SWR2 Wort zum Tag

SWR2 Wort zum Tag

Als ich vor kurzem die Bestattung einer älteren Dame zu halten hatte, ist mir überraschenderweise ein Kinderlied begegnet. Das Lied, das sich die Angehörigen gewünscht hatten, war: „Weißt du, wie viel Stern’lein stehen an dem blauen Himmelszelt“ Das Lied hatte die Familie in den letzten Lebenstagen der alten Dame oft mit ihr gesungen. An diese Worte konnte sie sich auch dann noch erinnern, als Altersschwäche und Demenz ihren Geist verdunkelt hatten. „Gott, der Herr, rief sie mit Namen“ und: „Kennt auch dich und hat dich lieb“ – so gehen die Strophen weiter, und die hat sie wohl immer wieder vor sich hin gesungen.

Das Lied hat einen biblischen Bezug: Es nimmt einen Vers aus dem Buch des Propheten Jesaja auf, der heißt: „Hebet eure Augen in die Höhe und seht! Wer hat dies geschaffen? Er führt das Sternenheer vollzählig heraus und ruft sie alle mit Namen; seine Macht und starke Kraft ist so groß, dass nicht eins von ihnen fehlt.“ (Jes. 40,26).

Das ist ein wunderbar tröstlicher Gedanke: Gott ruft die Geschöpfe beim Namen, selbst die unzählbaren Sterne – um wie viel mehr dann seine Menschenkinder.
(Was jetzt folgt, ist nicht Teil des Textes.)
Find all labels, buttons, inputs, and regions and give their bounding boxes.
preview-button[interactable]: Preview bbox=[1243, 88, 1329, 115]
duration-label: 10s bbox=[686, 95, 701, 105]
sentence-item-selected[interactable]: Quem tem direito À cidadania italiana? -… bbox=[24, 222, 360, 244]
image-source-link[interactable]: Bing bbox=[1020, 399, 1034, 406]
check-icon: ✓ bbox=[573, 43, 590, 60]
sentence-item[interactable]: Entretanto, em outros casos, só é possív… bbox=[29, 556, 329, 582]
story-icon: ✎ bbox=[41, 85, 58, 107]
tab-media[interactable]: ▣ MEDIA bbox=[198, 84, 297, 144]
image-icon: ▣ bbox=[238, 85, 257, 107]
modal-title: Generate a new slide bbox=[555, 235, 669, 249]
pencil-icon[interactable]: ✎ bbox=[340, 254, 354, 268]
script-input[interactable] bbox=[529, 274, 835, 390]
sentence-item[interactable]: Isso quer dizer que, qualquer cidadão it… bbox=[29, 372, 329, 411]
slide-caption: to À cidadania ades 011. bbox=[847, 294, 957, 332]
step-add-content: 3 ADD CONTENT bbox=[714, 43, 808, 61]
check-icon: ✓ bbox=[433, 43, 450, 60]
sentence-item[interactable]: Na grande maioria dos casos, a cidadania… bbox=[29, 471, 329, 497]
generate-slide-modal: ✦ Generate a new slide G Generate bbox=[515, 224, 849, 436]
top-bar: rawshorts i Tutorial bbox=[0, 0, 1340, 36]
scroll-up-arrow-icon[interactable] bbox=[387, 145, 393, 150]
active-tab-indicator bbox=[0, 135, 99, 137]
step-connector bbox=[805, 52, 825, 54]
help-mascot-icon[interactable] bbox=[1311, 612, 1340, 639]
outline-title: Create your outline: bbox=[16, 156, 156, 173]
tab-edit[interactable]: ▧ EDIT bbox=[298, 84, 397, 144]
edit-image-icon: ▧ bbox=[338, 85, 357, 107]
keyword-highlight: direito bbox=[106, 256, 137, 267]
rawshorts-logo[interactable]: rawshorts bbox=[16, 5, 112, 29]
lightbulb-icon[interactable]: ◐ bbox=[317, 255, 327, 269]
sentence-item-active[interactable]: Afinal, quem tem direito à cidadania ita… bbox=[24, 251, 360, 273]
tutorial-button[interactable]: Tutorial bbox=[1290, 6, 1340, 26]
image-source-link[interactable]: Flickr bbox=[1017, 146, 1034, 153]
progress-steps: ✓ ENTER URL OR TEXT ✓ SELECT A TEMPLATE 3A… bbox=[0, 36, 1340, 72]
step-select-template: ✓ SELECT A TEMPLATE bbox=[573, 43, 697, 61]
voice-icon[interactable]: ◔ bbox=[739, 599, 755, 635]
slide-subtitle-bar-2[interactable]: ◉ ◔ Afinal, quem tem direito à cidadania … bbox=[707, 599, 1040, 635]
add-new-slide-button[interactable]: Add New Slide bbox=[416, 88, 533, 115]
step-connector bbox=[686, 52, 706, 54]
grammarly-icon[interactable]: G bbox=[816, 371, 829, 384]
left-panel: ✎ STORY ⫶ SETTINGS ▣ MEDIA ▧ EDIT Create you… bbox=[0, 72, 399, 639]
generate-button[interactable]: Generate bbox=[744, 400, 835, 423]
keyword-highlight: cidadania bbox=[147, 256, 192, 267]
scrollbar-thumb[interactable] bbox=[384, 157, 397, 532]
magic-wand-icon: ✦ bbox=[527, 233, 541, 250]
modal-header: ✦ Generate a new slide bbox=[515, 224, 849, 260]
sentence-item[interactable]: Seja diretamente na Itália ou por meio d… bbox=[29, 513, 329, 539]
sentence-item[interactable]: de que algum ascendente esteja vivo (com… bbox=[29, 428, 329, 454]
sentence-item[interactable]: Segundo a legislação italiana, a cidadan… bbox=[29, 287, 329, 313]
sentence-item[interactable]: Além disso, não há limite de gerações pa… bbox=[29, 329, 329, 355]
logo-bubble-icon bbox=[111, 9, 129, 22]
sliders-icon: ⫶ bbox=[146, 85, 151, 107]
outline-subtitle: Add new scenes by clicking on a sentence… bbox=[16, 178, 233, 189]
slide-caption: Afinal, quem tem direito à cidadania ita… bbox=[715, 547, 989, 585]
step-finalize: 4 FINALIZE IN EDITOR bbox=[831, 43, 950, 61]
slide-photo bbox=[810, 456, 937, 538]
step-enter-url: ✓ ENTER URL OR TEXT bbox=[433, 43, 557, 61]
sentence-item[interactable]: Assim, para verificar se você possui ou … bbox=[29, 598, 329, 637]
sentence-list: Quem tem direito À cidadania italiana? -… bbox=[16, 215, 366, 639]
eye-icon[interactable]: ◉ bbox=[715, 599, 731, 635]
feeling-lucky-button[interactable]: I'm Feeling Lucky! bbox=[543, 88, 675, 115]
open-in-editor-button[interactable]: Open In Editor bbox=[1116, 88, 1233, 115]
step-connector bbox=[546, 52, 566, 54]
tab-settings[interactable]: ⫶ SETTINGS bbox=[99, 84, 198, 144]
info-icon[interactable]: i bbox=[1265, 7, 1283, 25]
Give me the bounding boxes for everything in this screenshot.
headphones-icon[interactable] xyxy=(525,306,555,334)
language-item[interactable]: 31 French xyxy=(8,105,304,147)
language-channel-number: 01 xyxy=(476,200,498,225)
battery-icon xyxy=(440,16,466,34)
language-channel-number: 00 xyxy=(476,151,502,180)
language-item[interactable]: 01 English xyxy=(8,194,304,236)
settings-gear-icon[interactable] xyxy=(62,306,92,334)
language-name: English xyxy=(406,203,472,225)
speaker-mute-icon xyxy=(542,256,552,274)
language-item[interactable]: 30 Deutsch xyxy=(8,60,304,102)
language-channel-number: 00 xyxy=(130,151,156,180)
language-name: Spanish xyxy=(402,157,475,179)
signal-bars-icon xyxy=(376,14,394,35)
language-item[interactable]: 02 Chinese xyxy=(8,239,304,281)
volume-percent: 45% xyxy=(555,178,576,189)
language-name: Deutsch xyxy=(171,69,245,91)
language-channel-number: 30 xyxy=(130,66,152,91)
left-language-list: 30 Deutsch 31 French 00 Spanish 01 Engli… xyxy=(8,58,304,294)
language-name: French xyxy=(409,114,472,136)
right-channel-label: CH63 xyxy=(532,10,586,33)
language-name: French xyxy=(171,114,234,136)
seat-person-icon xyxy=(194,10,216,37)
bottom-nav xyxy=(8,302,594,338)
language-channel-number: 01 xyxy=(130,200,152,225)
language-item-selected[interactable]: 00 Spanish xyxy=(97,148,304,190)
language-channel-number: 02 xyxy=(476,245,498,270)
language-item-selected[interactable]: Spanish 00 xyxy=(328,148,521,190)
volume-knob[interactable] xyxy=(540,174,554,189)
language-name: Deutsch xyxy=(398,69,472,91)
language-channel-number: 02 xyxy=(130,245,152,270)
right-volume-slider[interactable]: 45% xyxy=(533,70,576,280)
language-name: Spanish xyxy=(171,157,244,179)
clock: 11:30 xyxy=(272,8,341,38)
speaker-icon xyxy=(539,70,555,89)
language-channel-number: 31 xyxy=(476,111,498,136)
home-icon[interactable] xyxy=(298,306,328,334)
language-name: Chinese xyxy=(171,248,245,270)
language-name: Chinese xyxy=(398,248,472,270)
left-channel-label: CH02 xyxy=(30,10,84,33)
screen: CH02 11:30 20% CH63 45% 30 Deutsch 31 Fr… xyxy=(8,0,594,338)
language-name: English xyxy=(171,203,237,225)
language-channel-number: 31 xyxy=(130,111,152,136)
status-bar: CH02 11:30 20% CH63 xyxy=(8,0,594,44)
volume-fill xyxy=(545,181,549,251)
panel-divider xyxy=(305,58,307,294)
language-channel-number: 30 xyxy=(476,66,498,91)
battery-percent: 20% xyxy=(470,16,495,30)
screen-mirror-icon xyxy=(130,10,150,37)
Das beruhigte und tröstete die alte Dame: Gott ruft mich beim Namen. Gott ruft mich heraus und führt mich ins Weite. Ich werde nicht verloren gehen.

Dieser Trost ist für mich nicht erst am Ende des Lebens wichtig, sondern schon mittendrin. „Gott ruft mich beim Namen!“ – Dieser Trost entgegnet Gedanken wie diesen: „Mich kennt hier sowieso niemand. Ich bin nur ein winziges Rädchen im Weltgetriebe. Auf mich kommt es nicht an. Ist doch egal, was ich tue.“

In der Schule, am Arbeitsplatz, zuhause: kein Ort ist davon ausgenommen, dass man sich so fühlen kann. Wenn man das Gefühl hat, man kann da sein oder auch nicht – es macht keinen Unterschied. Wenn es einen ganz verzagt macht, dass alles immer weiter läuft und man nur zwei Möglichkeiten hat – entweder mittun oder untergehen. Wenn man zu spüren meint, dass sich niemand für einen interessiert. Wenn man merkt: Ich bin eingespurt in meinem Leben, ich laufe inzwischen einfach nur mit. Dann in der beruflichen Laufbahn doch noch etwas ändern? Schwierig. Oder: Sich herausheben aus der Masse, indem man sich als Mann doch auf familiäre Verpflichtungen oder etwas Soziales ohne Renommee einlässt? Was werden da die anderen denken!

Gegen solche Empfindungen hält der Gedanke: Gott ruft dich beim Namen, ruft dich heraus und sagt: Auf dich kommt es an – auf deine Kraft, deine Phantasie, deine Begabung, darauf, dass du da bist.

Gott ruft uns mit Namen. Das macht furchtlos, und es führt uns ins Weite, sagen die biblischen Glaubenszeugen.